The capacity of the group to work together on a long-term perspective (more than a year) modifies completely the instrument from a form of savings to a tool for investment. There are no good or bad models: it’s matter of choice, of need, and competence as well. Small changes in the way people are financially included can significantly modify what this inclusion means for the people.

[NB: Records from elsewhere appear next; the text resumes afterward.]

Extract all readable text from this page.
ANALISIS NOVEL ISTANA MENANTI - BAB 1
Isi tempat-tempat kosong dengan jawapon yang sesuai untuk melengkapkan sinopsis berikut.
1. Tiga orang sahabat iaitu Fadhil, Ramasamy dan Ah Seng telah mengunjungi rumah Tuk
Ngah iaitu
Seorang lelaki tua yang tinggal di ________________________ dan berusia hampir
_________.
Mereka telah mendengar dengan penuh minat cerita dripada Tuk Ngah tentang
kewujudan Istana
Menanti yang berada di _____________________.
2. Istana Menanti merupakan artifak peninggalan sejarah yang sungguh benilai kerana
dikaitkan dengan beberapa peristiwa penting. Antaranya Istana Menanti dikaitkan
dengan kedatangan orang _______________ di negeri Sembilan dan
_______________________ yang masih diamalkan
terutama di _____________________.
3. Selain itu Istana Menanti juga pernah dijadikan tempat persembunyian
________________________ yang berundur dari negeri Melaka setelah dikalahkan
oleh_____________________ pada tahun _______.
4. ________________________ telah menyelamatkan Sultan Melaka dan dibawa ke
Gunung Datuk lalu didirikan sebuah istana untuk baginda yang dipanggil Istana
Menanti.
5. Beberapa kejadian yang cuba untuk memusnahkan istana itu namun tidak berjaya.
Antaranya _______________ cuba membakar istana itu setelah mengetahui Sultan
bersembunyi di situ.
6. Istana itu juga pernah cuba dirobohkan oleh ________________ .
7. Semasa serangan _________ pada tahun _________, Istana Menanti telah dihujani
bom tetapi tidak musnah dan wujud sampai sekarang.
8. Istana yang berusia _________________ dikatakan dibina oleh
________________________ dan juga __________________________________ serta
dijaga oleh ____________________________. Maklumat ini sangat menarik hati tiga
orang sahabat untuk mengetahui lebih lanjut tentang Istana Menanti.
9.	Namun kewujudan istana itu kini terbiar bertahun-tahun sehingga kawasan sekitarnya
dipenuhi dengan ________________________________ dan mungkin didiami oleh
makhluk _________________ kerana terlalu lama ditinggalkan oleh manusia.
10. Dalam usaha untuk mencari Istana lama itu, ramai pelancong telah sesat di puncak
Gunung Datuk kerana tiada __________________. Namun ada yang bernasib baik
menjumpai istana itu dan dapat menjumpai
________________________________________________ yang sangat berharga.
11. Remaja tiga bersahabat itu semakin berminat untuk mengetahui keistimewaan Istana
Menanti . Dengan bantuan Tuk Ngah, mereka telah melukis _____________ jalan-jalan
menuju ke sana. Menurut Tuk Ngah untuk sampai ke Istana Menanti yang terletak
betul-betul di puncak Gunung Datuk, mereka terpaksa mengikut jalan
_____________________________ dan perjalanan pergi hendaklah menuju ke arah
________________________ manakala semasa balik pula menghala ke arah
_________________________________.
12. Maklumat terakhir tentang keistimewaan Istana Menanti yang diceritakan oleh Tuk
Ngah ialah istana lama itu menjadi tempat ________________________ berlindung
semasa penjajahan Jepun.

And what about social capital? In these forms of savings group, it is a by-product of regular meeting and sharing resources among peers. The emergency fund (mandatory in MUSOs, optional in VICOBAs) reinforces internal solidarity. The composition of groups drives the type of social cohesion: they can be tight groups of professionals (traders, tailors, farmers, etc.) or neighbors, or looser gathering of people living in the surroundings. The more members share needs and values, the more likely they are to have positive and responsible financial behaviors within the group, and the wider the effect will be on the community (through social investments for the benefit of the community for instance). The same goes for groups that were built around the need to cooperate, and where financial services have been added as additional features, although the process works in a different way.
Hi Marco
I find very interesting the MUSO experience in Haiti. The members can share needs and values thus promoting social cohesion
You said that the interest rate can be kept at lower rates than market level. How low can it be (50% of commercial bank interests rate)?
Thanks
Hi Walter,
nice to get in touch with you again. Actually, the level of interest rate that a MUSO can charge depends of how the MUSO is organised, and how big it is. When a MUSO relies only on the money collected by members, it can usually charge lower interest rates, but loan amounts are limited. Indeed, several MUSOs directly take loans that they redistribute to their members, in order to be able to provide bigger -more interesting- loans. In that case, the final interest rate paid by the MUSO member will cover also the interest that the MUSO itself will pay to its lender. Therefore, it’s not easy to provide a general rule on how much lower interest rates charged by MUSOs can be compared to market level. Anyway, beware of a key aspect: the “market level” MUSOs should be compared to is not the one of commercial banks, which are totally inaccessible for a standard MUSO member, but the one of microfinance institutions and saving and loan cooperatives (caisses populaires), which are the real alternative, or further step in the financial inclusion process.